What I originally thought: I didn’t really know how to listen to rap, first. On a basic level, you have to go from a verse being build-up to a chorus to seeing it as the main point. Once I got past that, I was drawn by the general friendly nature of Kanye as opposed to, say, Dr Dre or Eminem. It’s the kind of thing you smile along to rather than scowling. My friends, who were into varying shades of Canadian/American indie rock and post-Strokes English stuff, liked it too. Rap writers I read tend to refer to what we were in a derogatory way when they’re writing about Wiz Khalifa or whatever, but there’s no point lying about it. I liked the singles.

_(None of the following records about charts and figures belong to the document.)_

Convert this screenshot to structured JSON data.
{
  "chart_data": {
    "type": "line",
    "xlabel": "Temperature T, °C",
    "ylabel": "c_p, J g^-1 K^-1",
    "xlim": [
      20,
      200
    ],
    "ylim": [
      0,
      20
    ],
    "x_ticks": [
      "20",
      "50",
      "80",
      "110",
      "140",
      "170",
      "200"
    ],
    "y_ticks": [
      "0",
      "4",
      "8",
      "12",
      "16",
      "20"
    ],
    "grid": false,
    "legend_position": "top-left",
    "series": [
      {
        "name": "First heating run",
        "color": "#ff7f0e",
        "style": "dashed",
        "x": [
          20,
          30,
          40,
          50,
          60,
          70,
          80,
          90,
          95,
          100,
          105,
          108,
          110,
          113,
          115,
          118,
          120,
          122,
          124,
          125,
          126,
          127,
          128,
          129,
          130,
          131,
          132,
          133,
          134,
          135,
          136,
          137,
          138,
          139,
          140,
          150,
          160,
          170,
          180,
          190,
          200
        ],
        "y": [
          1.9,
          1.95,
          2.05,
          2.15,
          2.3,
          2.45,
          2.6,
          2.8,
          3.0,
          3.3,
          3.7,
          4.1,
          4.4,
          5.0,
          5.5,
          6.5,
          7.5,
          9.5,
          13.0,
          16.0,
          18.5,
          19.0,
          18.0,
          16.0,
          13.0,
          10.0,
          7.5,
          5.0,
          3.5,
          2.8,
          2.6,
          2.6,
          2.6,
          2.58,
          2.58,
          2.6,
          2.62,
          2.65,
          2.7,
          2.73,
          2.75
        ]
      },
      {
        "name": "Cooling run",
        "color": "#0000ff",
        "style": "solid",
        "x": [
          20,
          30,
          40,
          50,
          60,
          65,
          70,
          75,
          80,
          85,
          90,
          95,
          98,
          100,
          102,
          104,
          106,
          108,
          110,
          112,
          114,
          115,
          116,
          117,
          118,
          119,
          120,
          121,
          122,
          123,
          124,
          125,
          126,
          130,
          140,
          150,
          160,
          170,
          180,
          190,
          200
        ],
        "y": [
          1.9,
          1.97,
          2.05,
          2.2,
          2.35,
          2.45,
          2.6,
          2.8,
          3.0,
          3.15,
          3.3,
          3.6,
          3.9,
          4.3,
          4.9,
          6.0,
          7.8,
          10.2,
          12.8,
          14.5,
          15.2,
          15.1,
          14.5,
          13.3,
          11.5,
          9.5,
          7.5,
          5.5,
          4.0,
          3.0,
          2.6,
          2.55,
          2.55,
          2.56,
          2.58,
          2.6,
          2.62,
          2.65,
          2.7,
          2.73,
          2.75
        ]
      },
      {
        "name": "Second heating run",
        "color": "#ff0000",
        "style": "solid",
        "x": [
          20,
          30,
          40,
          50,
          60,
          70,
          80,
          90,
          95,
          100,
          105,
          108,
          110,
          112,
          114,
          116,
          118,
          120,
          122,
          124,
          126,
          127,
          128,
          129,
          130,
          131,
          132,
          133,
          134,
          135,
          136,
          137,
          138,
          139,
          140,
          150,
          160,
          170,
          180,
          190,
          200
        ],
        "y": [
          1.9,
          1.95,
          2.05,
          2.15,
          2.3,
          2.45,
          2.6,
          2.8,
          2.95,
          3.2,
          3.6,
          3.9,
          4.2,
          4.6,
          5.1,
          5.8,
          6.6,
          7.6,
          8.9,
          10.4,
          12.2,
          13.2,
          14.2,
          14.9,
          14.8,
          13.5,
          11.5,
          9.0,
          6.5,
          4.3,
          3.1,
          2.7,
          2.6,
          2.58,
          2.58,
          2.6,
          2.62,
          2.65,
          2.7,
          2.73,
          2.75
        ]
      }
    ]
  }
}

The interim: In order, I listened to more Kanye albums as it came out, got really into Jay-Z, listened to more Kanye, got really really into Jay-Z, there was some confusion, and then I started to listen to rap music four hours a day. This blog has three separate reviews of My Beautiful Dark Twisted Fantasy on it.
What I think now: When I thought about it, before listening, it seemed cartoonish and soft to me, which is a symptom of what original drew me to it (the major key soul loops and non-threatening raps). It’s definitely a certain lane of rap music, pitched unabashedly to a mass audience, but then Kanye’s never going to win anyone over with pure rapping. And it’s not like there wasn’t a message packaged up in everything, the same message that still makes Kanye both annoying and a serious problem. It’s amazingly coherent and complete for a debut album, especially as you can still trace a lot of his style to stuff that’s already present. He’s mad at sublimated racism. He just ignores the fact that he’s not particularly credible and gets away with it by consistently turning in good songs. He’s painfully sincere whether he’s actually being sincere or just bragging. He’s Kanye. The whole thing has a sheen of classic about it in retrospect, though I wouldn’t give it that much because of cringey songs like Family Business. Still though, listening through was enjoyable. I’ll probably do it again in a month or so.
Bonus rap album mondegreen: Through The Wire – “I drink a Boost for breakfast, Ensure for dessert, somebody order pancakes, I just sip the sizzurp” as “I drink a Goose for breakfast, indo for dessert, somebody order pancakes, I just sip the sizzurp”.